Patricelli carefully snuck a fembot into bowers scattered along Wallaby Creek in northern New South Wales, Australia when the males were away from the sites, hid the remote control wires under leaves and waited for the males to appear. From a hidden blind, Patricelli operated the controls to send four different courtship signals, including consent. A video camera recorded the action.

The feathered robot was so accurate in its movements that more than one male attempted to mate with the fembot, but it took several years to refine the fembot into her current svelte size. "Our prototype was a big, healthy girl, because she was radio-controlled and had a lot of machinery hidden in her gut, " Patricelli said. "We switched to wires, which slimmed her down a lot."

The debut bird was a hit in the bower, however, said Walsh, "In the trials, two males were fighting over her and knocked her head off."

The bowerbird is the only male bird in the world known to use interior decorating and landscaping to prove his manhood to the female, according to Borgia. Different species construct different styles of bowers, from the satin's upswept 2-walled stick construction to a 6-foot wide dome-style bower built by a New Guinea species.

Borgia's research has shown that the more refined and decorated the bower, the more successful the builder is in the mating game. The top male satin bowerbirds are even clever with landscaping. Many of the species lay out colorful lawn ornaments of seeds, feathers and bright plastic baubles, such as clothespins, in neat arrays around the bower.

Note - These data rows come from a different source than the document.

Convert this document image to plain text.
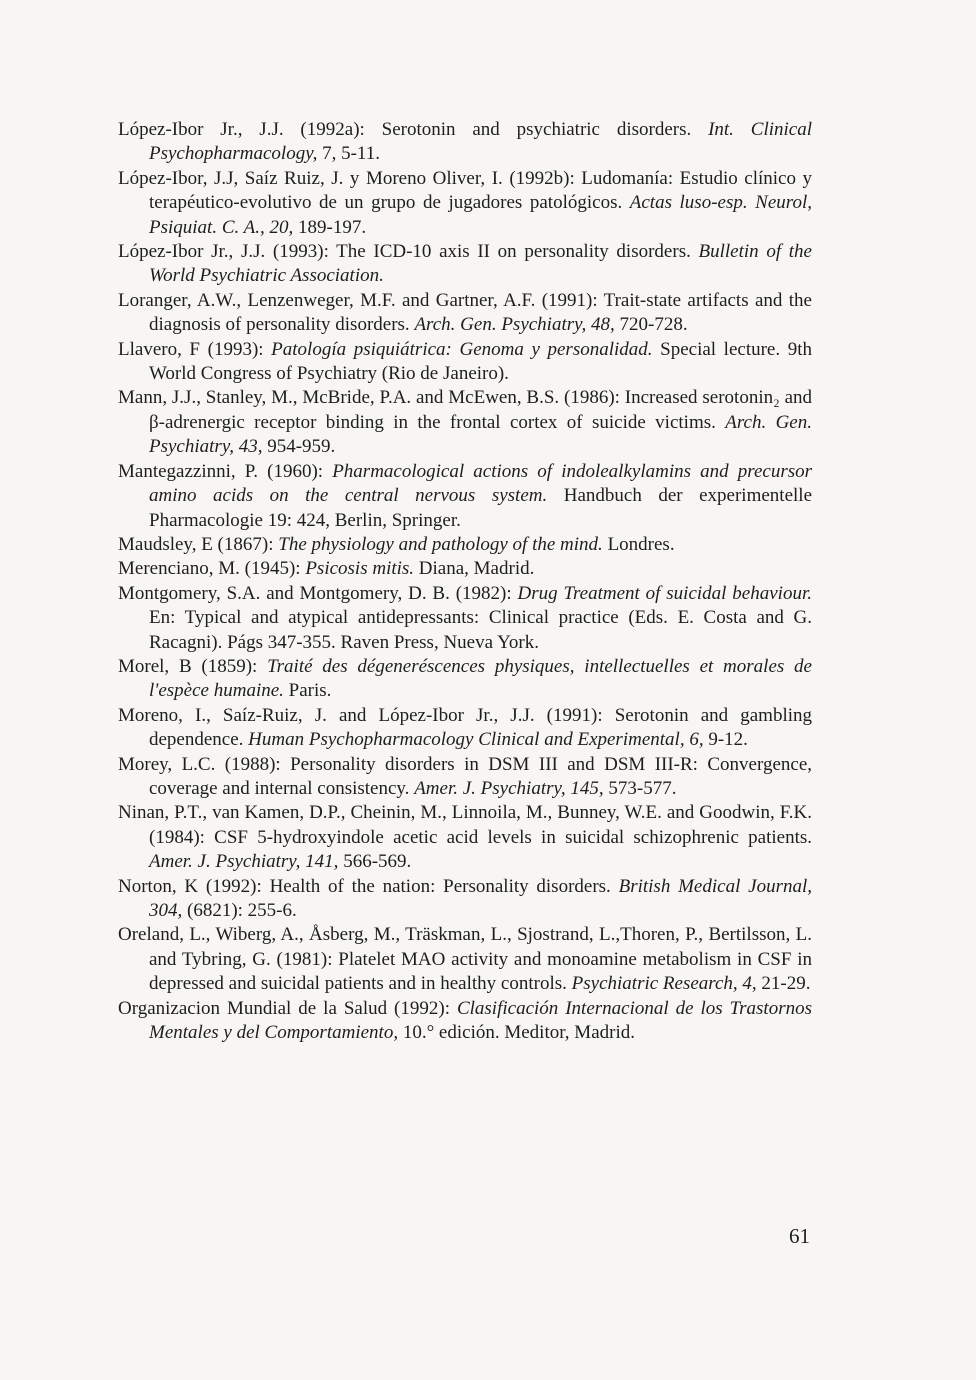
López-Ibor Jr., J.J. (1992a): Serotonin and psychiatric disorders. Int. Clinical Psychopharmacology, 7, 5-11.

López-Ibor, J.J, Saíz Ruiz, J. y Moreno Oliver, I. (1992b): Ludomanía: Estudio clínico y terapéutico-evolutivo de un grupo de jugadores patológicos. Actas luso-esp. Neurol, Psiquiat. C. A., 20, 189-197.

López-Ibor Jr., J.J. (1993): The ICD-10 axis II on personality disorders. Bulletin of the World Psychiatric Association.

Loranger, A.W., Lenzenweger, M.F. and Gartner, A.F. (1991): Trait-state artifacts and the diagnosis of personality disorders. Arch. Gen. Psychiatry, 48, 720-728.

Llavero, F (1993): Patología psiquiátrica: Genoma y personalidad. Special lecture. 9th World Congress of Psychiatry (Rio de Janeiro).

Mann, J.J., Stanley, M., McBride, P.A. and McEwen, B.S. (1986): Increased serotonin₂ and β-adrenergic receptor binding in the frontal cortex of suicide victims. Arch. Gen. Psychiatry, 43, 954-959.

Mantegazzinni, P. (1960): Pharmacological actions of indolealkylamins and precursor amino acids on the central nervous system. Handbuch der experimentelle Pharmacologie 19: 424, Berlin, Springer.

Maudsley, E (1867): The physiology and pathology of the mind. Londres.

Merenciano, M. (1945): Psicosis mitis. Diana, Madrid.

Montgomery, S.A. and Montgomery, D. B. (1982): Drug Treatment of suicidal behaviour. En: Typical and atypical antidepressants: Clinical practice (Eds. E. Costa and G. Racagni). Págs 347-355. Raven Press, Nueva York.

Morel, B (1859): Traité des dégeneréscences physiques, intellectuelles et morales de l'espèce humaine. Paris.

Moreno, I., Saíz-Ruiz, J. and López-Ibor Jr., J.J. (1991): Serotonin and gambling dependence. Human Psychopharmacology Clinical and Experimental, 6, 9-12.

Morey, L.C. (1988): Personality disorders in DSM III and DSM III-R: Convergence, coverage and internal consistency. Amer. J. Psychiatry, 145, 573-577.

Ninan, P.T., van Kamen, D.P., Cheinin, M., Linnoila, M., Bunney, W.E. and Goodwin, F.K. (1984): CSF 5-hydroxyindole acetic acid levels in suicidal schizophrenic patients. Amer. J. Psychiatry, 141, 566-569.

Norton, K (1992): Health of the nation: Personality disorders. British Medical Journal, 304, (6821): 255-6.

Oreland, L., Wiberg, A., Åsberg, M., Träskman, L., Sjostrand, L.,Thoren, P., Bertilsson, L. and Tybring, G. (1981): Platelet MAO activity and monoamine metabolism in CSF in depressed and suicidal patients and in healthy controls. Psychiatric Research, 4, 21-29.

Organizacion Mundial de la Salud (1992): Clasificación Internacional de los Trastornos Mentales y del Comportamiento, 10.° edición. Meditor, Madrid.

61
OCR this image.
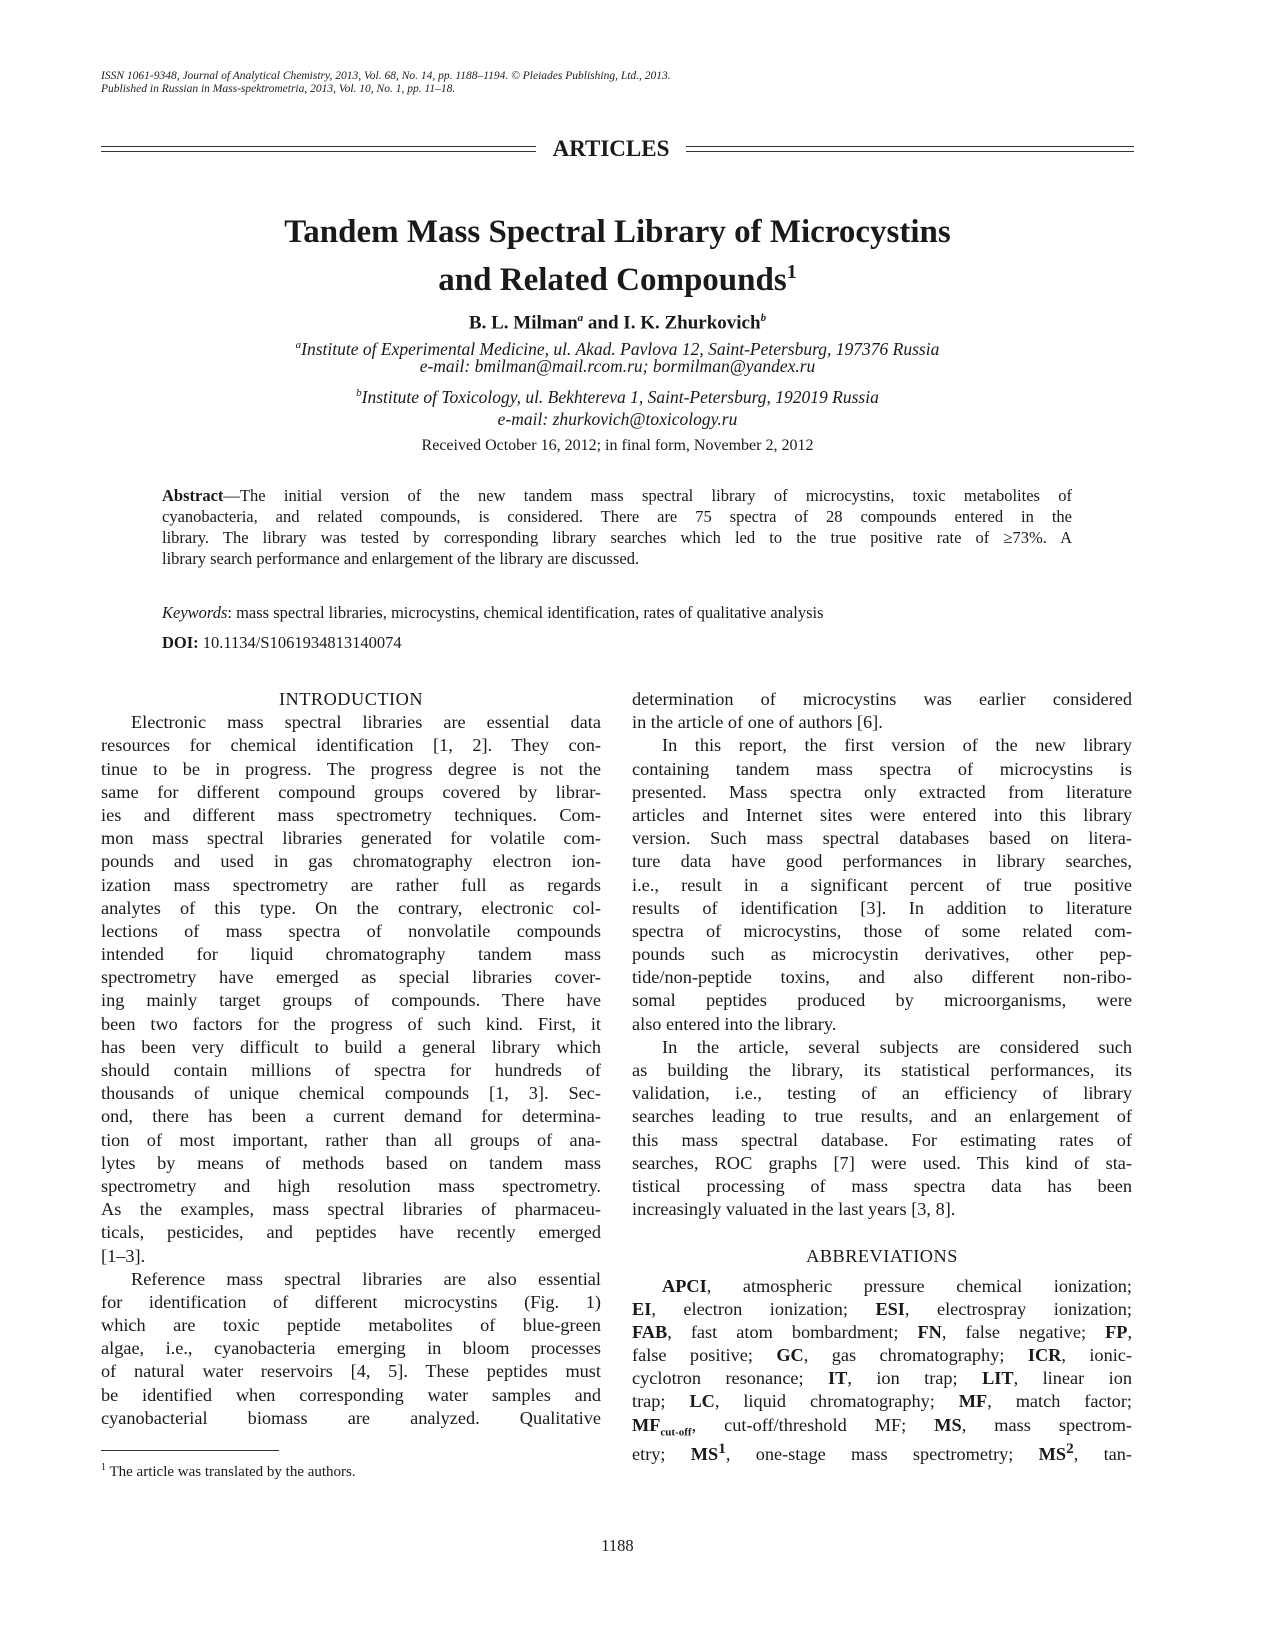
ISSN 1061-9348, Journal of Analytical Chemistry, 2013, Vol. 68, No. 14, pp. 1188–1194. © Pleiades Publishing, Ltd., 2013.
Published in Russian in Mass-spektrometria, 2013, Vol. 10, No. 1, pp. 11–18.
ARTICLES
Tandem Mass Spectral Library of Microcystins
and Related Compounds$^1$
B. L. Milman$^a$ and I. K. Zhurkovich$^b$
$^a$Institute of Experimental Medicine, ul. Akad. Pavlova 12, Saint-Petersburg, 197376 Russia
e-mail: bmilman@mail.rcom.ru; bormilman@yandex.ru
$^b$Institute of Toxicology, ul. Bekhtereva 1, Saint-Petersburg, 192019 Russia
e-mail: zhurkovich@toxicology.ru
Received October 16, 2012; in final form, November 2, 2012
Abstract—The initial version of the new tandem mass spectral library of microcystins, toxic metabolites of
cyanobacteria, and related compounds, is considered. There are 75 spectra of 28 compounds entered in the
library. The library was tested by corresponding library searches which led to the true positive rate of ≥73%. A
library search performance and enlargement of the library are discussed.
Keywords: mass spectral libraries, microcystins, chemical identification, rates of qualitative analysis
DOI: 10.1134/S1061934813140074
INTRODUCTION
Electronic mass spectral libraries are essential data
resources for chemical identification [1, 2]. They con-
tinue to be in progress. The progress degree is not the
same for different compound groups covered by librar-
ies and different mass spectrometry techniques. Com-
mon mass spectral libraries generated for volatile com-
pounds and used in gas chromatography electron ion-
ization mass spectrometry are rather full as regards
analytes of this type. On the contrary, electronic col-
lections of mass spectra of nonvolatile compounds
intended for liquid chromatography tandem mass
spectrometry have emerged as special libraries cover-
ing mainly target groups of compounds. There have
been two factors for the progress of such kind. First, it
has been very difficult to build a general library which
should contain millions of spectra for hundreds of
thousands of unique chemical compounds [1, 3]. Sec-
ond, there has been a current demand for determina-
tion of most important, rather than all groups of ana-
lytes by means of methods based on tandem mass
spectrometry and high resolution mass spectrometry.
As the examples, mass spectral libraries of pharmaceu-
ticals, pesticides, and peptides have recently emerged
[1–3].
Reference mass spectral libraries are also essential
for identification of different microcystins (Fig. 1)
which are toxic peptide metabolites of blue-green
algae, i.e., cyanobacteria emerging in bloom processes
of natural water reservoirs [4, 5]. These peptides must
be identified when corresponding water samples and
cyanobacterial biomass are analyzed. Qualitative
determination of microcystins was earlier considered
in the article of one of authors [6].
In this report, the first version of the new library
containing tandem mass spectra of microcystins is
presented. Mass spectra only extracted from literature
articles and Internet sites were entered into this library
version. Such mass spectral databases based on litera-
ture data have good performances in library searches,
i.e., result in a significant percent of true positive
results of identification [3]. In addition to literature
spectra of microcystins, those of some related com-
pounds such as microcystin derivatives, other pep-
tide/non-peptide toxins, and also different non-ribo-
somal peptides produced by microorganisms, were
also entered into the library.
In the article, several subjects are considered such
as building the library, its statistical performances, its
validation, i.e., testing of an efficiency of library
searches leading to true results, and an enlargement of
this mass spectral database. For estimating rates of
searches, ROC graphs [7] were used. This kind of sta-
tistical processing of mass spectra data has been
increasingly valuated in the last years [3, 8].
ABBREVIATIONS
APCI, atmospheric pressure chemical ionization;
EI, electron ionization; ESI, electrospray ionization;
FAB, fast atom bombardment; FN, false negative; FP,
false positive; GC, gas chromatography; ICR, ionic-
cyclotron resonance; IT, ion trap; LIT, linear ion
trap; LC, liquid chromatography; MF, match factor;
$MF_{cut-off}$, cut-off/threshold MF; MS, mass spectrom-
etry; $MS^1$, one-stage mass spectrometry; $MS^2$, tan-
$^1$ The article was translated by the authors.
1188
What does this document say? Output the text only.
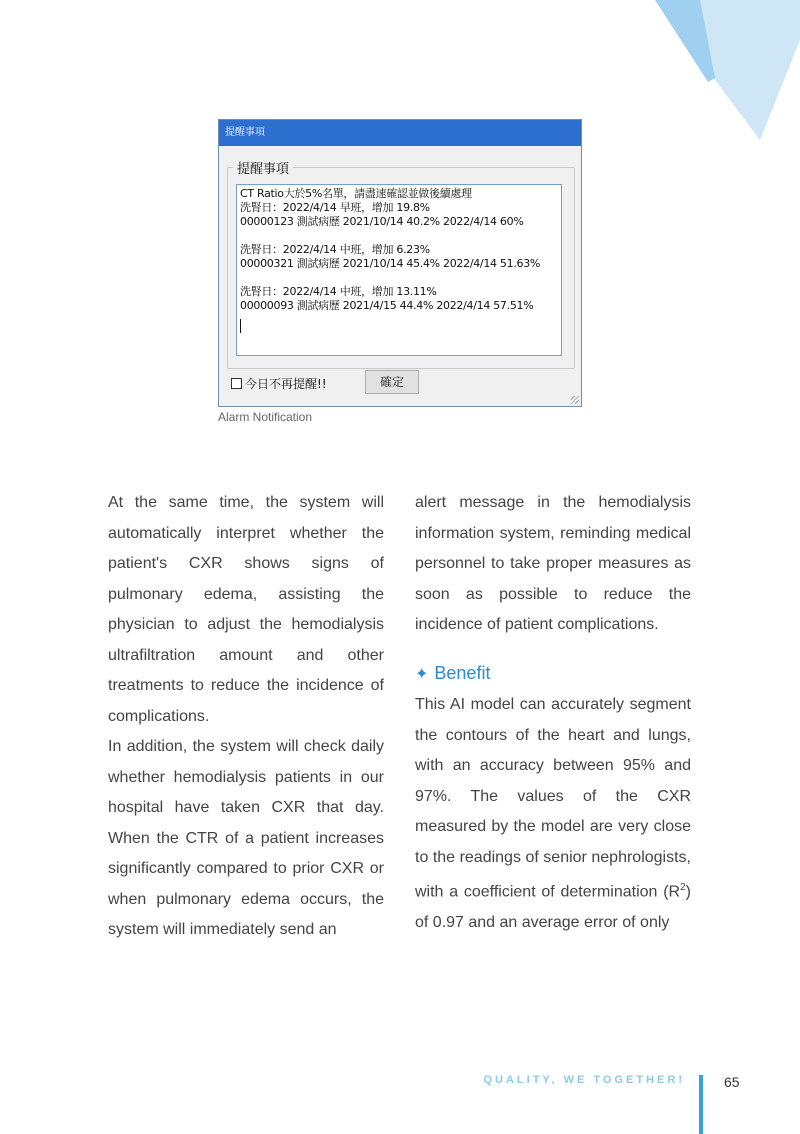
提醒事項
提醒事項
CT Ratio大於5%名單，請盡速確認並做後續處理
洗腎日：2022/4/14 早班，增加 19.8%
00000123 測試病歷 2021/10/14 40.2% 2022/4/14 60%
洗腎日：2022/4/14 中班，增加 6.23%
00000321 測試病歷 2021/10/14 45.4% 2022/4/14 51.63%
洗腎日：2022/4/14 中班，增加 13.11%
00000093 測試病歷 2021/4/15 44.4% 2022/4/14 57.51%
今日不再提醒!!	確定
Alarm Notification

At the same time, the system will automatically interpret whether the patient's CXR shows signs of pulmonary edema, assisting the physician to adjust the hemodialysis ultrafiltration amount and other treatments to reduce the incidence of complications.

In addition, the system will check daily whether hemodialysis patients in our hospital have taken CXR that day. When the CTR of a patient increases significantly compared to prior CXR or when pulmonary edema occurs, the system will immediately send an

alert message in the hemodialysis information system, reminding medical personnel to take proper measures as soon as possible to reduce the incidence of patient complications.

✦ Benefit

This AI model can accurately segment the contours of the heart and lungs, with an accuracy between 95% and 97%. The values of the CXR measured by the model are very close to the readings of senior nephrologists, with a coefficient of determination $(R^2)$ of 0.97 and an average error of only

QUALITY, WE TOGETHER!	65
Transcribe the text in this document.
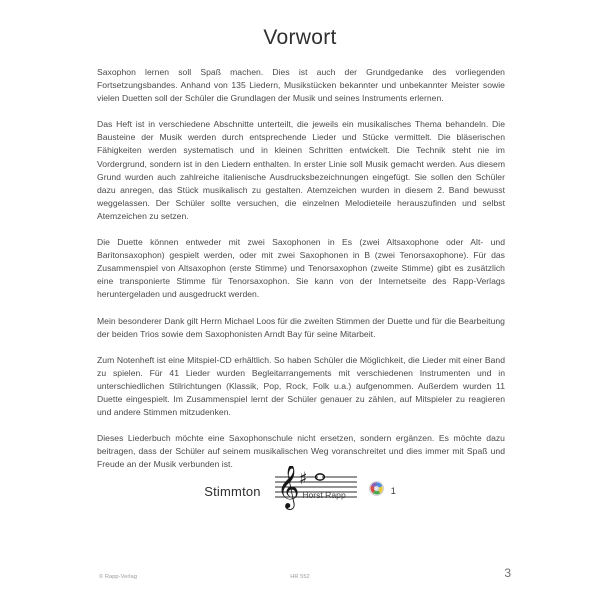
Vorwort

Saxophon lernen soll Spaß machen. Dies ist auch der Grundgedanke des vorliegenden Fortsetzungsbandes. Anhand von 135 Liedern, Musikstücken bekannter und unbekannter Meister sowie vielen Duetten soll der Schüler die Grundlagen der Musik und seines Instruments erlernen.

Das Heft ist in verschiedene Abschnitte unterteilt, die jeweils ein musikalisches Thema behandeln. Die Bausteine der Musik werden durch entsprechende Lieder und Stücke vermittelt. Die bläserischen Fähigkeiten werden systematisch und in kleinen Schritten entwickelt. Die Technik steht nie im Vordergrund, sondern ist in den Liedern enthalten. In erster Linie soll Musik gemacht werden. Aus diesem Grund wurden auch zahlreiche italienische Ausdrucksbezeichnungen eingefügt. Sie sollen den Schüler dazu anregen, das Stück musikalisch zu gestalten. Atemzeichen wurden in diesem 2. Band bewusst weggelassen. Der Schüler sollte versuchen, die einzelnen Melodieteile herauszufinden und selbst Atemzeichen zu setzen.

Die Duette können entweder mit zwei Saxophonen in Es (zwei Altsaxophone oder Alt- und Baritonsaxophon) gespielt werden, oder mit zwei Saxophonen in B (zwei Tenorsaxophone). Für das Zusammenspiel von Altsaxophon (erste Stimme) und Tenorsaxophon (zweite Stimme) gibt es zusätzlich eine transponierte Stimme für Tenorsaxophon. Sie kann von der Internetseite des Rapp-Verlags heruntergeladen und ausgedruckt werden.

Mein besonderer Dank gilt Herrn Michael Loos für die zweiten Stimmen der Duette und für die Bearbeitung der beiden Trios sowie dem Saxophonisten Arndt Bay für seine Mitarbeit.

Zum Notenheft ist eine Mitspiel-CD erhältlich. So haben Schüler die Möglichkeit, die Lieder mit einer Band zu spielen. Für 41 Lieder wurden Begleitarrangements mit verschiedenen Instrumenten und in unterschiedlichen Stilrichtungen (Klassik, Pop, Rock, Folk u.a.) aufgenommen. Außerdem wurden 11 Duette eingespielt. Im Zusammenspiel lernt der Schüler genauer zu zählen, auf Mitspieler zu reagieren und andere Stimmen mitzudenken.

Dieses Liederbuch möchte eine Saxophonschule nicht ersetzen, sondern ergänzen. Es möchte dazu beitragen, dass der Schüler auf seinem musikalischen Weg voranschreitet und dies immer mit Spaß und Freude an der Musik verbunden ist.

Horst Rapp

Stimmton 𝄞 ♯
1
© Rapp-Verlag	HR 552	3
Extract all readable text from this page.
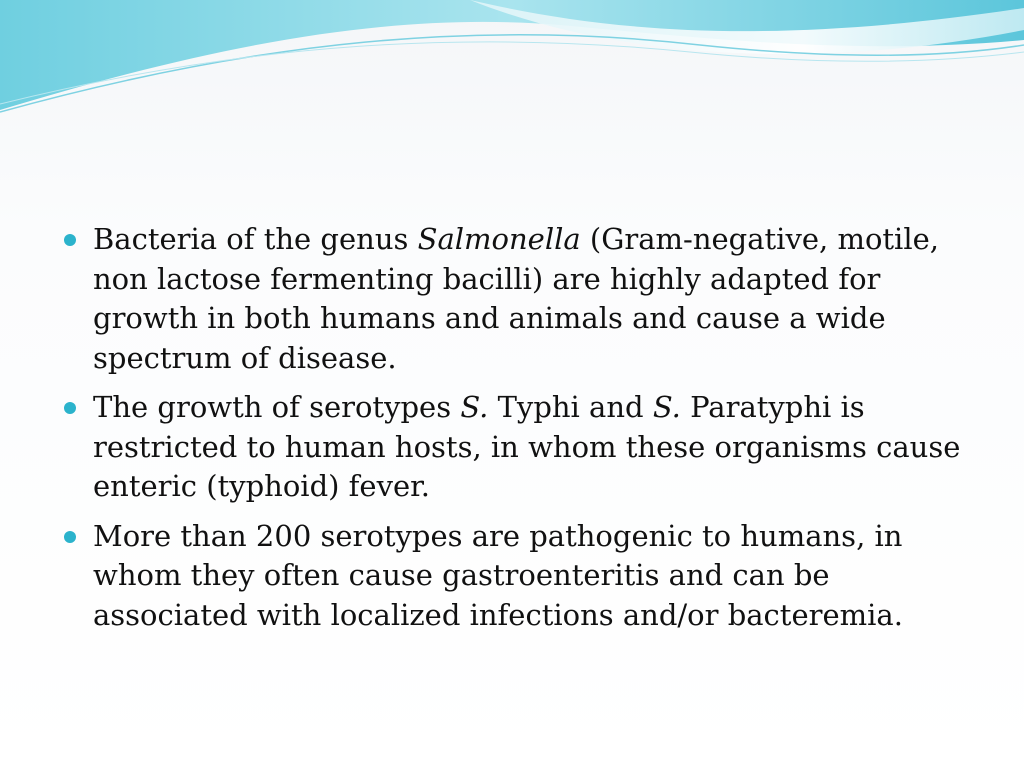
Bacteria of the genus Salmonella (Gram-negative, motile, non lactose fermenting bacilli) are highly adapted for growth in both humans and animals and cause a wide spectrum of disease.
The growth of serotypes S. Typhi and S. Paratyphi is restricted to human hosts, in whom these organisms cause enteric (typhoid) fever.
More than 200 serotypes are pathogenic to humans, in whom they often cause gastroenteritis and can be associated with localized infections and/or bacteremia.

"The males can't wander far from their bowers," said Borgia, "because other males will steal their gear. The satins especially like to steal the blue parrot feathers."

The 36 cameras that Borgia and his team of graduate students maintain in Wallaby Creek through the mating season have shown that attention to detail in the construction of a bower pays off for the satin bowerbird.

"One very successful male who had a good bower mated with 25 females over one 2-month mating period," said Borgia. "He mated with nine females in one day. But that's the exception. Most of them don't land a female mate at all. The sexiest guys get all the mates.

"Like humans, bowerbirds have evolved a high level of intelligence, but each species has come to this point with a very different set of ancestors," said Borgia. "The example of bowerbirds has led some to suggest that in humans and bowerbirds, intelligence may have been driven by competition to show off to the opposite sex."